TimeX
TimeX copied to clipboard
Unable to reproduce paper results
Thanks a lot for the effort to release the code-base. I am trying to reproduce the results from the paper, however I am finding lower performance that what was reported in the paper on most of the datasets and I am wondering whether this is a variance problem to do with seed selection ? Were the reported results ran over a single seed?

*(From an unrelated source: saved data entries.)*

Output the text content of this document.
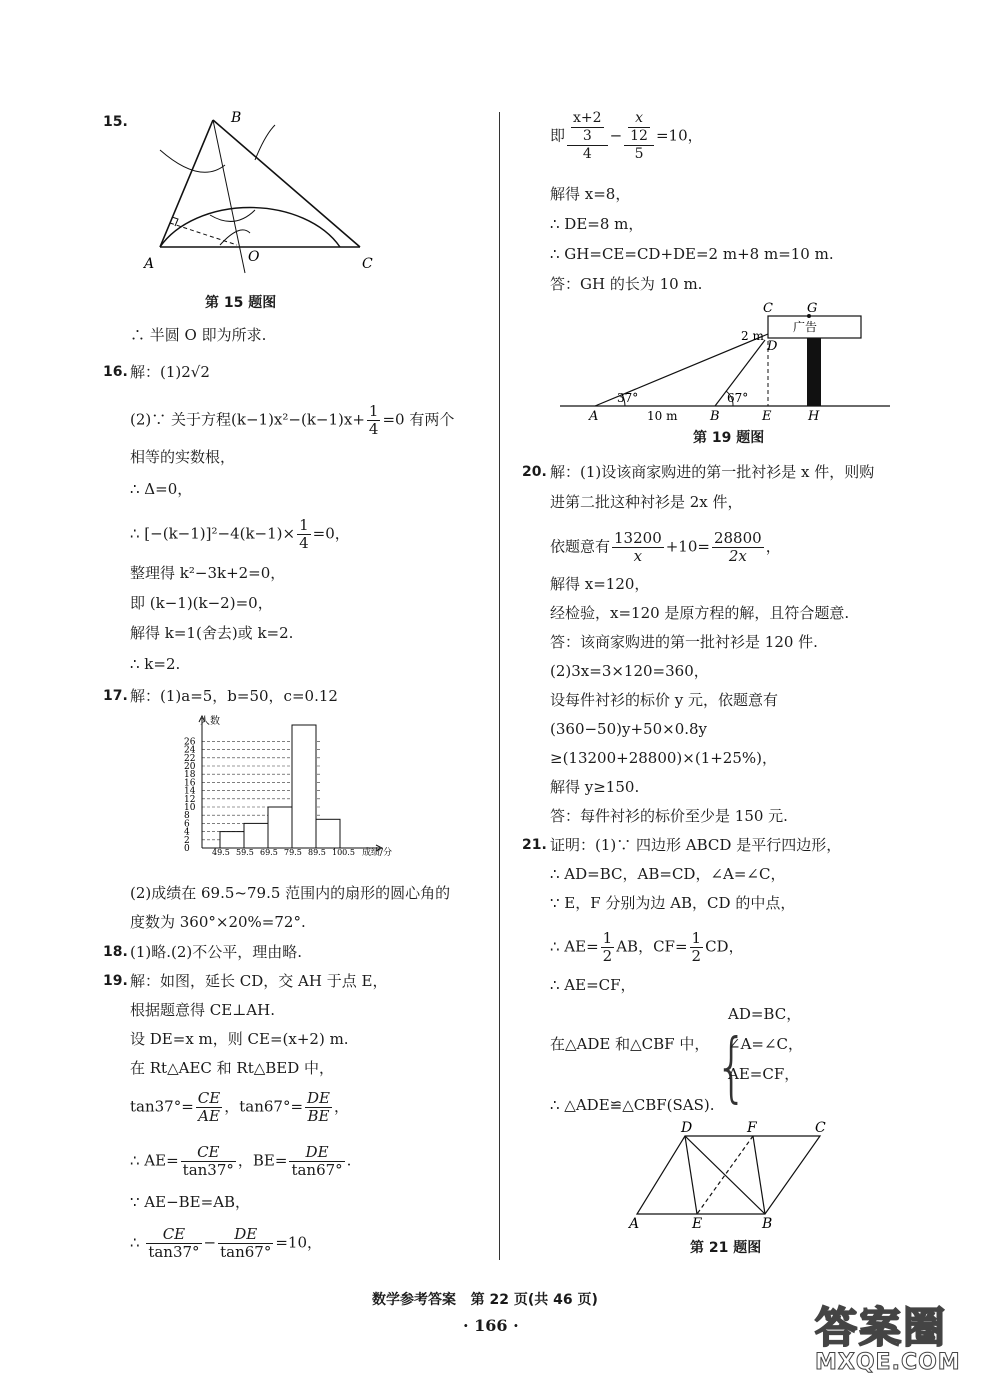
15.	B
A	O	C
第 15 题图
∴ 半圆 O 即为所求.
16. 解：(1)2√2
(2)∵ 关于方程$(k-1)x^2-(k-1)x+ \frac{1}{4} =0$ 有两个
相等的实数根，
∴ Δ=0，
∴ $[-(k-1)]^2-4(k-1)\times \frac{1}{4} =0$，
整理得 k²−3k+2=0，
即 (k−1)(k−2)=0，
解得 k=1(舍去)或 k=2.
∴ k=2.
17. 解：(1)a=5，b=50，c=0.12
0
2
4
6
8
10
12
14
16
18
20
22
24
26
49.5 59.5 69.5 79.5 89.5 100.5
人数
成绩/分
(2)成绩在 69.5~79.5 范围内的扇形的圆心角的
度数为 360°×20%=72°.
18. (1)略.(2)不公平，理由略.
19. 解：如图，延长 CD，交 AH 于点 E，
根据题意得 CE⊥AH.
设 DE=x m，则 CE=(x+2) m.
在 Rt△AEC 和 Rt△BED 中，
$\tan 37^\circ= \frac{CE}{AE}$ ，$\tan 67^\circ= \frac{DE}{BE}$ ，
∴ $AE= \frac{CE}{\tan 37^\circ}$ ，$BE= \frac{DE}{\tan 67^\circ}$ .
∵ AE−BE=AB，
∴ $\frac{CE}{\tan 37^\circ} - \frac{DE}{\tan 67^\circ} =10$，
即 x+2
3
4 − x
12
5 =10，
解得 x=8，
∴ DE=8 m，
∴ GH=CE=CD+DE=2 m+8 m=10 m.
答：GH 的长为 10 m.
C	G
广告
2 m
D
37°	67°
A	10 m	B	E	H
第 19 题图
20. 解：(1)设该商家购进的第一批衬衫是 x 件，则购
进第二批这种衬衫是 2x 件，
依题意有 $\frac{13200}{x} +10= \frac{28800}{2x}$ ，
解得 x=120，
经检验，x=120 是原方程的解，且符合题意.
答：该商家购进的第一批衬衫是 120 件.
(2)3x=3×120=360，
设每件衬衫的标价 y 元，依题意有
(360−50)y+50×0.8y
≥(13200+28800)×(1+25%)，
解得 y≥150.
答：每件衬衫的标价至少是 150 元.
21. 证明：(1)∵ 四边形 ABCD 是平行四边形，
∴ AD=BC，AB=CD，∠A=∠C，
∵ E，F 分别为边 AB，CD 的中点，
∴ $AE= \frac{1}{2}$ AB，$CF= \frac{1}{2}$ CD，
∴ AE=CF，
在△ADE 和△CBF 中， {
AD=BC，
∠A=∠C，
AE=CF，
∴ △ADE≌△CBF(SAS).
D	F	C
A	E	B
第 21 题图
数学参考答案 第 22 页(共 46 页)
· 166 ·	答案圈
MXQE.COM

In particular, I am having issues reproducing SeqCombMV
where the performance is significantly lower (even than the baselines IG and Dynamask). I get the following results when running the model on this:
Results for ours explainer on seqcomb_mv with split=1
auprc = 0.2960 +- 0.0023
aup = 0.7468 +- 0.0020
aur = 0.3036 +- 0.0021
iou = 0.1143 +- 0.0013
Results for ours explainer on seqcomb_mv with split=2
auprc = 0.1231 +- 0.0039
aup = 0.0888 +- 0.0022
aur = 0.5560 +- 0.0042
iou = 0.0584 +- 0.0028
Results for ours explainer on seqcomb_mv with split=3
auprc = 0.7016 +- 0.0038
aup = 0.7407 +- 0.0015
aur = 0.4463 +- 0.0020
iou = 0.3340 +- 0.0028
Results for ours explainer on seqcomb_mv with split=4
auprc = 0.2680 +- 0.0031
aup = 0.7546 +- 0.0034
aur = 0.1154 +- 0.0023
iou = 0.1375 +- 0.0020
Results for ours explainer on seqcomb_mv with split=5
auprc = 0.0812 +- 0.0021
aup = 0.0551 +- 0.0015
aur = 0.4215 +- 0.0067
iou = 0.0384 +- 0.0022
Results for ours explainer on all splits
auprc = 0.2940 +- 0.0039
aup = 0.4772 +- 0.0055
aur = 0.3685 +- 0.0030
iou = 0.1365 +- 0.0020
And this is what was reported in the paper:
AUPRC AUP AUR
0.6878±0.0021 0.8326±0.0008 0.3872±0.0015
I double checked the hyperparameters as well. But is it possible that there is a problem with the generated data, or some error in the hyperparameter?
Thanks a lot for your help in advance!